Mardi 2 juin, les députés membres de la commission compétente ont adopté une proposition de loi conçue au Sénat, qui entend renforcer la protection des auteurs de contenus culturels face à l’exploitation de leurs productions par les systèmes d’intelligence artificielle générative.

Le texte, porté par le rapporteur Emmanuel Maurel (groupe GDR, communistes et ultra-marins), a recueilli 29 voix favorables contre 8. Il institue une présomption légale selon laquelle les fournisseurs d’IA sont réputés utiliser des contenus culturels protégés, sauf preuve contraire.

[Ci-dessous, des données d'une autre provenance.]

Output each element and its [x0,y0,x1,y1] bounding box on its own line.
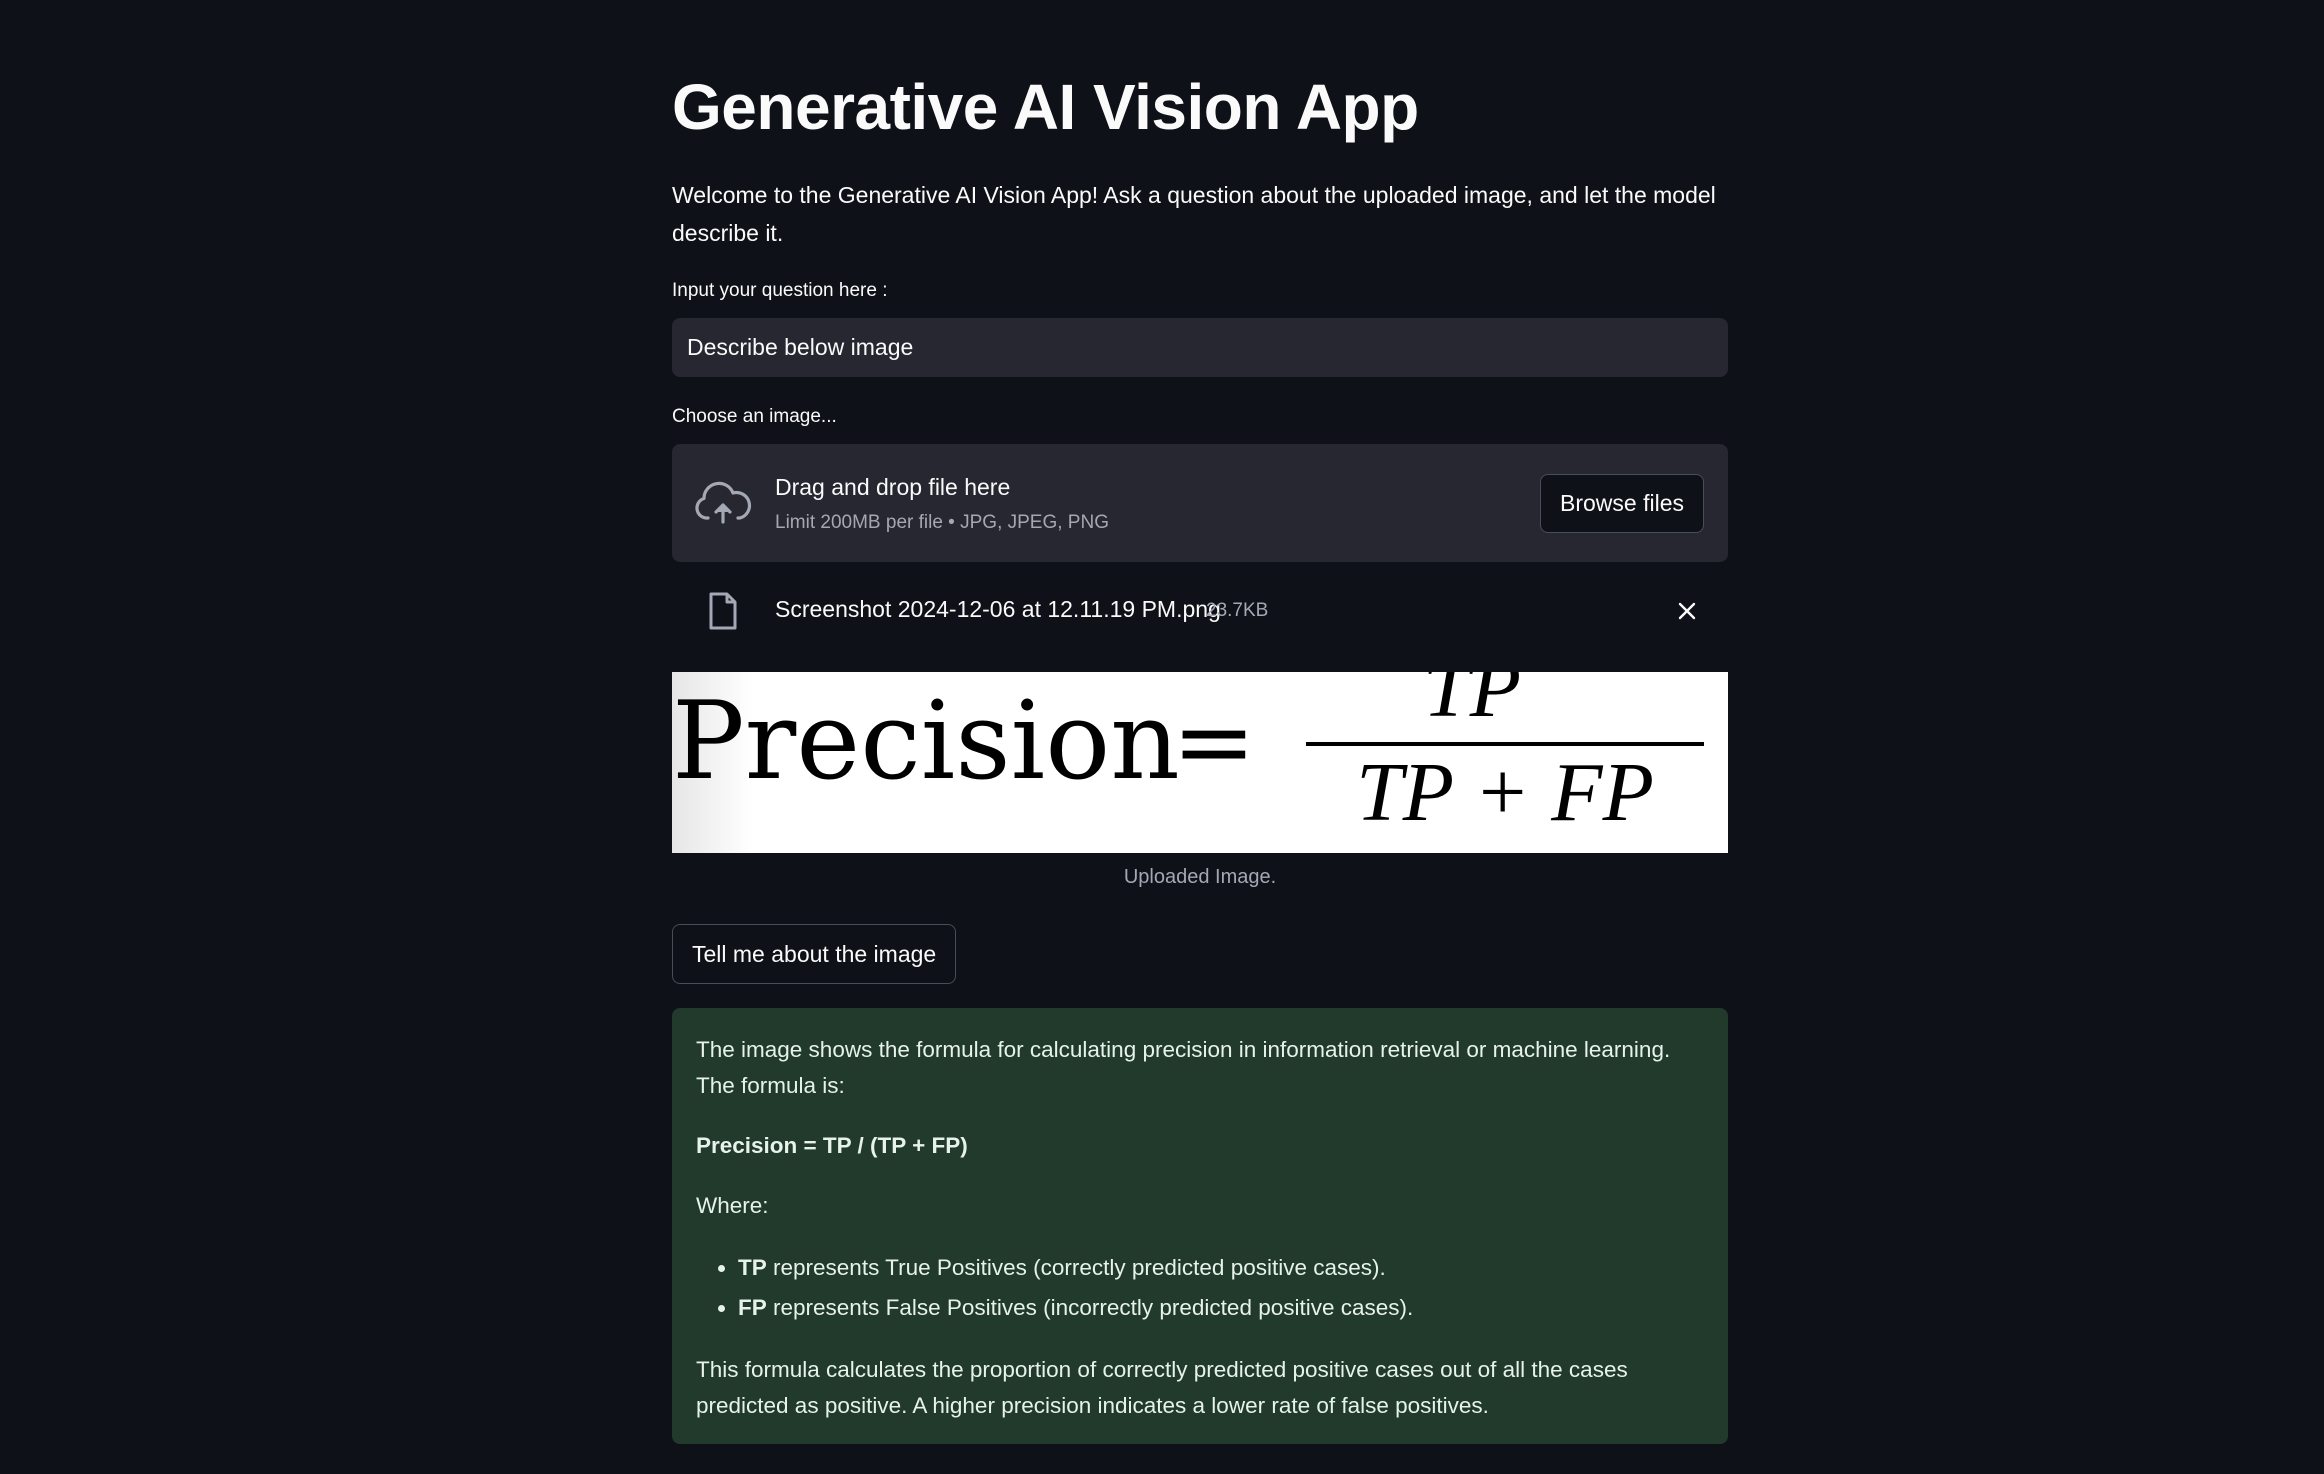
list-item: FP represents False Positives (incorrect… [738,1288,1704,1328]
file-icon [709,592,737,630]
file-size: 23.7KB [1206,600,1269,621]
file-name: Screenshot 2024-12-06 at 12.11.19 PM.png [775,596,1221,622]
formula-denominator: TP + FP [1356,746,1654,839]
image-caption: Uploaded Image. [1123,866,1277,888]
dropzone-title: Drag and drop file here [775,474,1011,500]
precision-formula-image: Precision = TP TP + FP [672,672,1704,839]
question-input[interactable] [672,318,1728,377]
uploaded-image: Precision = TP TP + FP [672,672,1728,853]
file-dropzone[interactable]: Drag and drop file here Limit 200MB per … [672,444,1728,562]
list-item-term: TP [738,1255,767,1280]
list-item-text: represents False Positives (incorrectly … [766,1295,1414,1320]
question-label: Input your question here : [672,280,888,301]
page-title: Generative AI Vision App [672,71,1419,143]
list-item-term: FP [738,1295,767,1320]
uploaded-file-row: Screenshot 2024-12-06 at 12.11.19 PM.png… [672,584,1728,634]
dropzone-limit: Limit 200MB per file • JPG, JPEG, PNG [775,512,1109,533]
list-item: TP represents True Positives (correctly … [738,1248,1704,1288]
response-conclusion: This formula calculates the proportion o… [696,1357,1628,1418]
formula-numerator: TP [1423,672,1521,735]
response-formula: Precision = TP / (TP + FP) [696,1133,968,1158]
formula-equals: = [1172,683,1256,800]
app-page: Generative AI Vision App Welcome to the … [0,0,2324,1474]
uploader-label: Choose an image... [672,406,837,427]
list-item-text: represents True Positives (correctly pre… [766,1255,1386,1280]
response-where: Where: [696,1193,769,1218]
cloud-upload-icon [695,481,752,524]
response-intro: The image shows the formula for calculat… [696,1037,1671,1098]
browse-files-button[interactable]: Browse files [1540,474,1704,533]
response-list: TP represents True Positives (correctly … [696,1248,1704,1328]
intro-text: Welcome to the Generative AI Vision App!… [672,182,1716,246]
formula-lhs: Precision [672,679,1180,804]
tell-me-button[interactable]: Tell me about the image [672,924,957,984]
response-box: The image shows the formula for calculat… [672,1008,1728,1444]
close-icon[interactable] [1674,598,1700,624]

Cette mesure vise à alléger la charge de la preuve qui pèse actuellement sur les créateurs lorsqu’ils intentent une action pour violation du droit d’auteur.

Un avenir parlementaire incertain

Malgré ce vote en commission, l’avenir de la proposition dans l’hémicycle demeure compromis. Le texte est inscrit en dernière position de la journée réservée au groupe GDR, prévue le 11 juin prochain. Dans la pratique, les textes placés en fin d’ordre du jour ont très peu de chances d’être discutés, faute de temps. Le rapporteur lui-même a reconnu que l’examen en séance publique est loin d’être acquis.

Par ailleurs, la coalition gouvernementale se montre divisée sur la question. Plusieurs de ses membres jugent que le dispositif pourrait freiner l’innovation dans le secteur de l’intelligence artificielle, tandis que d’autres estiment nécessaire de répondre aux revendications des milieux culturels. Ces dissensions internes rendent encore plus aléatoire une adoption définitive avant la fin de la session parlementaire.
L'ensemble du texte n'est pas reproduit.